Be careful not to think about precise jobs too soon. Focus on qualities within jobs. On the pleasures certain jobs contain. Order, learning, calm, leadership, exercise, team-building etc.

Question yourself. What is it you like about certain things? Don’t take your first answers for granted, question if they are true?

Gradually the hints yield up information about what makes us happy or upset. In doing so they edge us toward further understanding what work is ideal for us.



Envy too is a vital, if unexpected guide. While it is uncomfortable and makes us feel ashamed understanding our envy is important.

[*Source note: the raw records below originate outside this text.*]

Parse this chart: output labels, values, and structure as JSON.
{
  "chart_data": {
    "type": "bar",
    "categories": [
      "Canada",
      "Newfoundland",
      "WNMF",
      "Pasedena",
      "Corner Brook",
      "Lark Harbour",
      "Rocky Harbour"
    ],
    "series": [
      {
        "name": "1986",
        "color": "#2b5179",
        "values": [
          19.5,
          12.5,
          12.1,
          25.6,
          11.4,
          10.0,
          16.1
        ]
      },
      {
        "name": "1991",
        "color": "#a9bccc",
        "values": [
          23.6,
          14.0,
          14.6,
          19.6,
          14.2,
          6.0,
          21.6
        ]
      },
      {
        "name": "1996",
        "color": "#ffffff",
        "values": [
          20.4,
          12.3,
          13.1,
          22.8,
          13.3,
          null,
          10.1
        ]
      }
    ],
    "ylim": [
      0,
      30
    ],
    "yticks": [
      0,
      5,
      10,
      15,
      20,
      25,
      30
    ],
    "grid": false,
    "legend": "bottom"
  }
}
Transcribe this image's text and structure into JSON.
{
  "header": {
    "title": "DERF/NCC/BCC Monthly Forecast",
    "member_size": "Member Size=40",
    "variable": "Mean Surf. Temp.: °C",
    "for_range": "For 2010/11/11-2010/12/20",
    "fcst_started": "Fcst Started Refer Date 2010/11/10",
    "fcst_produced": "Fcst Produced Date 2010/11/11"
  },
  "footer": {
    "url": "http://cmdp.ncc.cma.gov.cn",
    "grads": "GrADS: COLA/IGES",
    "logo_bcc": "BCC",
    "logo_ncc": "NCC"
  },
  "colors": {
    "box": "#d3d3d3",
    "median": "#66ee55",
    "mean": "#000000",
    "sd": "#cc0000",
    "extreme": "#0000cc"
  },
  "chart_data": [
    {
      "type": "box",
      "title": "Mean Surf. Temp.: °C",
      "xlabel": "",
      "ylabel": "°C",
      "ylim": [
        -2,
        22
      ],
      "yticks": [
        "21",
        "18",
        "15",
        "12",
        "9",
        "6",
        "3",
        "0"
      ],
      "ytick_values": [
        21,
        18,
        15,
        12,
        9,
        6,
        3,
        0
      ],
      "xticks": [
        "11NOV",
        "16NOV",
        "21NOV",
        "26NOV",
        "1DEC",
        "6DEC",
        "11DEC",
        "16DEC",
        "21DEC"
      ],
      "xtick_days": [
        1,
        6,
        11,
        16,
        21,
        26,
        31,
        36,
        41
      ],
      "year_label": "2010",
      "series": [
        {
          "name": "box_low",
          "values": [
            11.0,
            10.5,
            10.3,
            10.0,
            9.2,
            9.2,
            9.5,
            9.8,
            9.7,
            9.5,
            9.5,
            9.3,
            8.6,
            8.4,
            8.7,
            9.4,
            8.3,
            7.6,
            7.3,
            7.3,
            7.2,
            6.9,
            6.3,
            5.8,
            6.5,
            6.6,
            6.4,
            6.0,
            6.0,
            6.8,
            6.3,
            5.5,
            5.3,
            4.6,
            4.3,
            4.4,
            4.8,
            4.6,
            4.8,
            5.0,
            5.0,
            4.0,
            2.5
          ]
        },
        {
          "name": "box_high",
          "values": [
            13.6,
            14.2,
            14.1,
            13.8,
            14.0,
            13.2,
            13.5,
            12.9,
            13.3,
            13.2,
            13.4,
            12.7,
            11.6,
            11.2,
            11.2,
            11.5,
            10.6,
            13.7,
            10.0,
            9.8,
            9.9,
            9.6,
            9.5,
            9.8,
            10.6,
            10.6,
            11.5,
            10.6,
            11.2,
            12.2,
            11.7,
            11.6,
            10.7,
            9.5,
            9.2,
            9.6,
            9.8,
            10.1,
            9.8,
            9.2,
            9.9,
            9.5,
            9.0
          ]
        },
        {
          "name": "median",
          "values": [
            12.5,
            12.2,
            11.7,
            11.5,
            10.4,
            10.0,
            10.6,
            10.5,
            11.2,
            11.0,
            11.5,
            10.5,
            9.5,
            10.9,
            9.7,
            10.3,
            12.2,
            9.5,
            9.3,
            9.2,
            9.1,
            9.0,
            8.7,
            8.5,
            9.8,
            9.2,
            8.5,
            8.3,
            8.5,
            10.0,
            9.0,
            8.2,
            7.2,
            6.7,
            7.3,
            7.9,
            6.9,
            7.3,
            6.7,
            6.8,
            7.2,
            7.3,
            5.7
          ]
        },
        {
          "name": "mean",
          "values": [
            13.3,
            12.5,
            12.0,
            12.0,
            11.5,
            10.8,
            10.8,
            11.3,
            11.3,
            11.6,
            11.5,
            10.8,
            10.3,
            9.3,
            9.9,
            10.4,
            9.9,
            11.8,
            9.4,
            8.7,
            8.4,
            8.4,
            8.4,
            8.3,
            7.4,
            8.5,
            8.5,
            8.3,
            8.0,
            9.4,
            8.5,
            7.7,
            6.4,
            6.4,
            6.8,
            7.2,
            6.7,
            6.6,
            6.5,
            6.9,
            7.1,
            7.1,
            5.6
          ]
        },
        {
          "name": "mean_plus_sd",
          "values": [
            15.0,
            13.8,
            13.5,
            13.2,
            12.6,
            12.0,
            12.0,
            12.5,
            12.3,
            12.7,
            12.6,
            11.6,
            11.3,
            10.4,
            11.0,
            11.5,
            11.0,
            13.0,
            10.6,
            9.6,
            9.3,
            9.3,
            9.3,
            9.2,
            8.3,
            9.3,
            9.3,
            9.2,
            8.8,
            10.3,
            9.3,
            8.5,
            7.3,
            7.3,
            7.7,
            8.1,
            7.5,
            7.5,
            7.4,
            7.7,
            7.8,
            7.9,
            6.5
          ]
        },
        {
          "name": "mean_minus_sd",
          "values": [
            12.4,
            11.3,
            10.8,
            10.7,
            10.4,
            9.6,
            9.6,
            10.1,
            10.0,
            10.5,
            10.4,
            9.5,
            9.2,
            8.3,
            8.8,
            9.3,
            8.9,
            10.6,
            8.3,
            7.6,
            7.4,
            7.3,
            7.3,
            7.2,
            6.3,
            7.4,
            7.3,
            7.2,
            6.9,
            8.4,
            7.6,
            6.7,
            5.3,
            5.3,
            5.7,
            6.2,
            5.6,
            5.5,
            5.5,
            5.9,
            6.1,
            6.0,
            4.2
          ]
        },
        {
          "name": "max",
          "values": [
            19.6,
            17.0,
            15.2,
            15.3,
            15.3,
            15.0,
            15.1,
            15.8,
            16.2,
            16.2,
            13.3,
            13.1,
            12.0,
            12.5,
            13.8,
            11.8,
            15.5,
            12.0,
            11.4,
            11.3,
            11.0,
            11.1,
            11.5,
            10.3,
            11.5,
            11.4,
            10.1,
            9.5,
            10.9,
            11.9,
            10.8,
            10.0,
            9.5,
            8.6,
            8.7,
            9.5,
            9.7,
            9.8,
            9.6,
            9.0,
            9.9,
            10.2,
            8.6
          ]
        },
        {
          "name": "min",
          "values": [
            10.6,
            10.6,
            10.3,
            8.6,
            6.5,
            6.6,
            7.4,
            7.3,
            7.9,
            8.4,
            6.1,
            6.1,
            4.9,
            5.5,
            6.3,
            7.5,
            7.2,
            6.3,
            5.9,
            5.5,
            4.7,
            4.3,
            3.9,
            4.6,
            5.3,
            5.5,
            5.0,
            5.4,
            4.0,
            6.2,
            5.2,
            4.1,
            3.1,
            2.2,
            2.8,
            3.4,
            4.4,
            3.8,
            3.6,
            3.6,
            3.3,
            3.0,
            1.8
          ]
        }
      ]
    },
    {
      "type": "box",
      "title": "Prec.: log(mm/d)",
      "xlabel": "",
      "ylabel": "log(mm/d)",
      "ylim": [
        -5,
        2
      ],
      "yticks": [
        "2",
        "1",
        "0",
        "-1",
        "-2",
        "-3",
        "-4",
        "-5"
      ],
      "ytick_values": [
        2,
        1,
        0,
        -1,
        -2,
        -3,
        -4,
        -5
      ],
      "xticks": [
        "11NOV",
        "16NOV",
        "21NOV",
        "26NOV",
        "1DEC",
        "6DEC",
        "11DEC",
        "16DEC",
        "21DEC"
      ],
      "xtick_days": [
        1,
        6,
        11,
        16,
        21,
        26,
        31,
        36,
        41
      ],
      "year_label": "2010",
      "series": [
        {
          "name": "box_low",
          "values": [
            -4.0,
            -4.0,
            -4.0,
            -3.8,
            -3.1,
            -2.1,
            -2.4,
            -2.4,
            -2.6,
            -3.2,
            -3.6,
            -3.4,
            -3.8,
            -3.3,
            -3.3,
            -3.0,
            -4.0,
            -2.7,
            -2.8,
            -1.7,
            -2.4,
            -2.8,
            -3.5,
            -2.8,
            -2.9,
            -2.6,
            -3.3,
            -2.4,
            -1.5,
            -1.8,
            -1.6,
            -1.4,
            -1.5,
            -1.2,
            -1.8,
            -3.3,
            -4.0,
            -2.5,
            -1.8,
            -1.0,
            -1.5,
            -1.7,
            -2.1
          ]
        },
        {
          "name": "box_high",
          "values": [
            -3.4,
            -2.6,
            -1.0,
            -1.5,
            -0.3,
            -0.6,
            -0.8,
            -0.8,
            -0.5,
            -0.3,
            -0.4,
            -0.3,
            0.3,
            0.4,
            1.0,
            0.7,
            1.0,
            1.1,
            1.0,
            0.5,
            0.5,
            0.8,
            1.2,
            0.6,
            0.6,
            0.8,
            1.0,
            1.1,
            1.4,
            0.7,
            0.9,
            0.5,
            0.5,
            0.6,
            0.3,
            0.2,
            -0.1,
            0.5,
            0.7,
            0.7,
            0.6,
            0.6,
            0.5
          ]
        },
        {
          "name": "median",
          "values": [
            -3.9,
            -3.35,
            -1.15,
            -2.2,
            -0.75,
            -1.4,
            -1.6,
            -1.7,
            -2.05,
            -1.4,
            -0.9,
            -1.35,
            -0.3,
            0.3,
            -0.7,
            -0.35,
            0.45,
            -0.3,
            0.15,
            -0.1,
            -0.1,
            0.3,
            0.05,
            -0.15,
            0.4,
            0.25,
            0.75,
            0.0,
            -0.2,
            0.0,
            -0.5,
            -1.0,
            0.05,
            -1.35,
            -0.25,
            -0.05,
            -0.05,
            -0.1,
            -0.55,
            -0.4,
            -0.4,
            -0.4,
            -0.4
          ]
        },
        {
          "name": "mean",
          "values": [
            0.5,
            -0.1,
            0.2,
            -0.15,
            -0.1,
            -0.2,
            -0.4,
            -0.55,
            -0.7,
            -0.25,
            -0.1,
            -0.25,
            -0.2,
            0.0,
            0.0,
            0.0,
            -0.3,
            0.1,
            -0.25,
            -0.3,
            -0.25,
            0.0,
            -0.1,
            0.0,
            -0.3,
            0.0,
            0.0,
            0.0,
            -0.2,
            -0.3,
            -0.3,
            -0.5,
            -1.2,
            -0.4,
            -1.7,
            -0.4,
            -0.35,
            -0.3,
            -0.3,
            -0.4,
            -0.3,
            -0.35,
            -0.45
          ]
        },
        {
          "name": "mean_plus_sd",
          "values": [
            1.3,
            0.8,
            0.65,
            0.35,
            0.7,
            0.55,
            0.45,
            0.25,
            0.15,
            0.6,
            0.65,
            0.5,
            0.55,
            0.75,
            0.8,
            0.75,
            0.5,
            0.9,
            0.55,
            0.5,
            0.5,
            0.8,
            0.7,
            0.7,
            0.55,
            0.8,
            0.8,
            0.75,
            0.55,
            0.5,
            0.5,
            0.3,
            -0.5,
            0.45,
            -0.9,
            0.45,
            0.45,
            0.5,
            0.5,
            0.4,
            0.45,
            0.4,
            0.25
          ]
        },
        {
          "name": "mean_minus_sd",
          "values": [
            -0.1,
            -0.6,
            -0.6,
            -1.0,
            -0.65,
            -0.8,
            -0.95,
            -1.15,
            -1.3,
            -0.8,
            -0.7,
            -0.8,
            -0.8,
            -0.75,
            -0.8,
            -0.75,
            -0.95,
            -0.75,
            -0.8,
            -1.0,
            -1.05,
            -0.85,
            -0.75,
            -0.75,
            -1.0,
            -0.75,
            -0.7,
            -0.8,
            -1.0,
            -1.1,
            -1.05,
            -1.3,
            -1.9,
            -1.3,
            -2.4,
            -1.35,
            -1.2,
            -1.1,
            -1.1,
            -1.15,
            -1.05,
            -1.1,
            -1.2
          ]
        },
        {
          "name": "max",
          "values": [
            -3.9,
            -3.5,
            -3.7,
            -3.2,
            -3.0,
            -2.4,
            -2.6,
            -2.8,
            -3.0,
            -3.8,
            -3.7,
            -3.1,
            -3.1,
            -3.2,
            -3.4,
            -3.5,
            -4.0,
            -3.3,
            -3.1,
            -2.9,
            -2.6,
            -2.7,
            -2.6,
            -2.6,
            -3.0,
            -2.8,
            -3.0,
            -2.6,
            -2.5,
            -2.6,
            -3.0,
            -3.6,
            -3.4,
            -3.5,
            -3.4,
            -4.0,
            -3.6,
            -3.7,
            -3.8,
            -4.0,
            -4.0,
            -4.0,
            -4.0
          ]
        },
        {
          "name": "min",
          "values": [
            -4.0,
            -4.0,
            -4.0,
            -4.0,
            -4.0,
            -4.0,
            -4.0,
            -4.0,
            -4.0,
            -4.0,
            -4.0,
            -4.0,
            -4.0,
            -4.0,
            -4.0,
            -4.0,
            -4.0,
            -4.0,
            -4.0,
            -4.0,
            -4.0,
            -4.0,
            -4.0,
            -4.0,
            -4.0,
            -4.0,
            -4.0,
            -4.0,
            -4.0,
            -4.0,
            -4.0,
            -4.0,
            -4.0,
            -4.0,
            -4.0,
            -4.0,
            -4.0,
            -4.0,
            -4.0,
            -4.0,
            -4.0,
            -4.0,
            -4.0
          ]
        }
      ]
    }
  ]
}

Envy is a call to action. It guides you as to what you want to be? Study it. Who do you envy and why? Don’t be too hard on yourself, not everyone can have success and there is a lot of luck and talent involved, which you may or may not have.

Your envy contains messages.

What is it you envy about certain people?

What can we learn from it?

Most likely you will find you envy certain things about someone else and be sure that there are other things about them you don’t envy at all. Envy is your ally.

What can you learn from it?

Are the qualities you admire restricted to one specific, attractive life? Or can they be pursued in lesser, weaker (but still real) amounts? Are their countless places you could do so?

This perhaps could open up possibilities for certain more manageable and more accessible versions of the lives we desire.



From the insights of envy, childhood and our current likes and dislikes, jealousies and pride there is perhaps the semblance of what to do with our working lives.

The mind is vague. It is tricky for us to piece together the answers to these complex but important questions about our futures.

It is going to take time and will have many stages. Reaching for an immediate answer may back fire. You may never get the answer you want. Indeed there may be no one answer. We are not destined to have a vocation.

Nevertheless it is a noble task to try to work out what one should do with the rest of one’s brief life on earth.

Explore you envy. Explore your likes and dislikes. See what you find.